Segunda-feira, 20 Maio

“Eden Lake” por José Pedro Lopes

‘Eden Lake’ é a prova de que o ‘survival horror’ é um género com mais vidas que um gato, e que sabe renovar-se de cada vez que parece desgastado. Cada vez mais, parece que os ingleses sabem muito bem o que fazem!

Um casal de apaixonados sai no seu “jeep” da grande cidade em direcção à Nova Inglaterra, um zona pacata e muito florestada do Reino Unido, para passar um fim-de-semana romântico. Steve leva Jenny a acampar na margem do Eden Lake, um lago idílico dentro de uma reserva natural. O seu plano é pedir a mão de Jenny em casamento.

Os problemas começam quando eles são abordados e importunados por um grupo de adolescentes, vários rapazes e uma rapariga, de uma vila próxima. Vestidos de tactel, com correntes de ouro, um rádio a tocar ‘trance’ e telemóveis de terceira geração, este grupo de jovens aterroriza os outros jovens da região e não hesita a importunar o casalinho.
Irritados, Steve e Jenny vão à vila, onde descobrem um interior miserável e violento: pais que batem nos filhos, filhos que passam o dia a bater uns nos outros e a destruir coisas.
Quando voltam à reserva natural, o ‘jeep’ de Steve é roubado pelos jovens rufias. Mas o que parece uma brincadeira parva, vai escalando cada vez mais para a violência.

‘Eden Lake’ é um filme de ‘survival horror’ muito bem conseguido: o estreante James Watkins dá-lhe um ritmo incansável e a sua temática torna todo o discurso perturbador e, derradeiramente, aflitivo.
Ao contrário de ‘The Descent’ (compatriota) ou ‘The Hills Have Eyes’, que também contam com terror no interior abandonado, ‘Eden Lake’ apresenta uma ameaça real e perturbadora. São adolescentes, alguns até mesmo crianças, os criminosos do filme. E o seu relacionamento é soberbamente recriado.,
O nível de eficácia é enorme. Não temos monstros em grutas, ou criaturas deformadas, mas sim um grupo de crianças aterrorizadas por um ‘bullie’, que as obriga a fazer todo o tipo de atrocidades. A certa altura do filme, os miúdos têm o herói Steve amarrado e o seu líder, Mark, obriga-os, à vez, a esfaquearem-no. Nenhum dos miúdos quer mas, pressionados, todos o fazem. É o ‘bullying’ levado ao extremo: à violência e ao homicídio.
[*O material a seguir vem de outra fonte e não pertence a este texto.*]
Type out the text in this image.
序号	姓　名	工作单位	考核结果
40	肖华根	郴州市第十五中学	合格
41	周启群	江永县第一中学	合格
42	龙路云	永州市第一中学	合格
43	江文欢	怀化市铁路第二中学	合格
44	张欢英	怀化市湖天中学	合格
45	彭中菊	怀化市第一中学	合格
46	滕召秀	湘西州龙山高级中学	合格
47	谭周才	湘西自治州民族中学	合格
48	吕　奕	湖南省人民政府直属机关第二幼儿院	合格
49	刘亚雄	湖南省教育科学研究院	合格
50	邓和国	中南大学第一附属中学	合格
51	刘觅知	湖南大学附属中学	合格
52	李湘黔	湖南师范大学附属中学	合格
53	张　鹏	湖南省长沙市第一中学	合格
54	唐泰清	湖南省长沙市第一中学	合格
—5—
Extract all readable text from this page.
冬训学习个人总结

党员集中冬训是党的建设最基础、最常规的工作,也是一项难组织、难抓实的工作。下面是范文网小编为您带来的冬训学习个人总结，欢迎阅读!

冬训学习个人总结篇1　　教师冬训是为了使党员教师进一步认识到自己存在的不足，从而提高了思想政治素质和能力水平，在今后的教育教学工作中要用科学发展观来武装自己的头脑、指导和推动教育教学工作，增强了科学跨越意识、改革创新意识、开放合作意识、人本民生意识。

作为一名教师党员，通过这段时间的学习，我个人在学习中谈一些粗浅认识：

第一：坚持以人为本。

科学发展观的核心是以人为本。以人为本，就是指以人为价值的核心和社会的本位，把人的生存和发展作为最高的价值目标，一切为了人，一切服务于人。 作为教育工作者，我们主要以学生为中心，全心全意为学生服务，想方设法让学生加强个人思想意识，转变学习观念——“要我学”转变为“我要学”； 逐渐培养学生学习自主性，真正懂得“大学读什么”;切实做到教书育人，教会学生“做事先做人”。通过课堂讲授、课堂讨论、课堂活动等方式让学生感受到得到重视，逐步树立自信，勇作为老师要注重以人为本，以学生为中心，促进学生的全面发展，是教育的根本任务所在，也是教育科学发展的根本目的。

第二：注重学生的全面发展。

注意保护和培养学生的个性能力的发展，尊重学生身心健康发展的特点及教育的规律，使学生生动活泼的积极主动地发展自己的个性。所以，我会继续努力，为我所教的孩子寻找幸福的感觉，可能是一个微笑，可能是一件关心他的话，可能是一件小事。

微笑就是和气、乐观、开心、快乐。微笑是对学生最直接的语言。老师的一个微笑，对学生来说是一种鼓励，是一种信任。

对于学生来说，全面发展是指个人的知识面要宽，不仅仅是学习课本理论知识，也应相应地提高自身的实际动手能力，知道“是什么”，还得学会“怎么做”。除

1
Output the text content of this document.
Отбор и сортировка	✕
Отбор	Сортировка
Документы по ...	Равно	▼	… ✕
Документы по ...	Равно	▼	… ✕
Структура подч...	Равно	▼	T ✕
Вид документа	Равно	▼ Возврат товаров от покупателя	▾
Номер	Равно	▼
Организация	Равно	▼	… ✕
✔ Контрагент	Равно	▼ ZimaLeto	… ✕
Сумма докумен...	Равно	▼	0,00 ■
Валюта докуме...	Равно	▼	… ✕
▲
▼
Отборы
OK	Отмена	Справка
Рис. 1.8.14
James Watkins, argumentista e realizador, cria tudo muito bem. O retrato dos pais dos miúdos é brilhante. ‘Eden Lake’ não é um mero filme de sustos, é um retrato, realista e duro, de um interior esquecido e entregue a uma violência arcaica do ponto de vista de quem está habituado ao urbanismo civil de Londres. As crianças de ‘Eden Lake’ crescem num meio pequeno, machista, onde se bate nos filhos e onde não há real percepção dos limites do que é ou não ser um criminoso.
Pena é que ‘Eden Lake’ seja atraiçoado pelo seu duo protagonista: os heróis Steve e Jenny não têm carisma e tomam por vezes decisões nada realistas. Exemplo disto é quando Steve entra, desnecessariamente, dentro da casa de um dos miúdos apenas para haver mais uma cena de tensão. Ou o facto de nenhum dos heróis, nomeadamente Jenny, que é apresentada como professora, tentarem apelar à razão aos demais miúdos, que são pressionados pelo vilão Mark. O suspence de ‘Eden Lake’ não é magistral como o de ‘The Descent’, tem momentos muito bem conseguidos mas várias situações que são criadas e resolvidas com demasiada conveniência.

Kelly Reilly tem o seu charme no ecrã, que funciona bem no primeiro acto do filme, mas quando a acção azeda a sua interpretação vacila e torna-se, por vezes, aborrecida. E o protagonista Micahel Fassbender ainda pior. Um bom exemplo disto é uma sequência passada numa cabana sobre o lago, onde estão os dois escondidos, e ela tenta prestar-lhe primeiros socorros. O duo consegue cortar o ritmo do filme com uma cena tão mal actuada.

Mas estas falhas são compensadas por uns 10 minutos finais aterrorizadores, onde ‘Eden Lake’ é perspicaz e brilhante. É neste ponto que o filme entra num caminho nunca visto num filme deste género – um caminho bem perigoso e polémico. Mais não me atrevo a revelar mas é um momento verdadeiramente aterrorizador.

Não haja dúvida da vitalidade do género ‘Survival Horror’ no geral, pois gera ainda filmes tão mordazes e provocadores como este. E da cinematografia britânica, capaz do melhor humor, de vencer Óscares e de criar grande títulos no fantástico.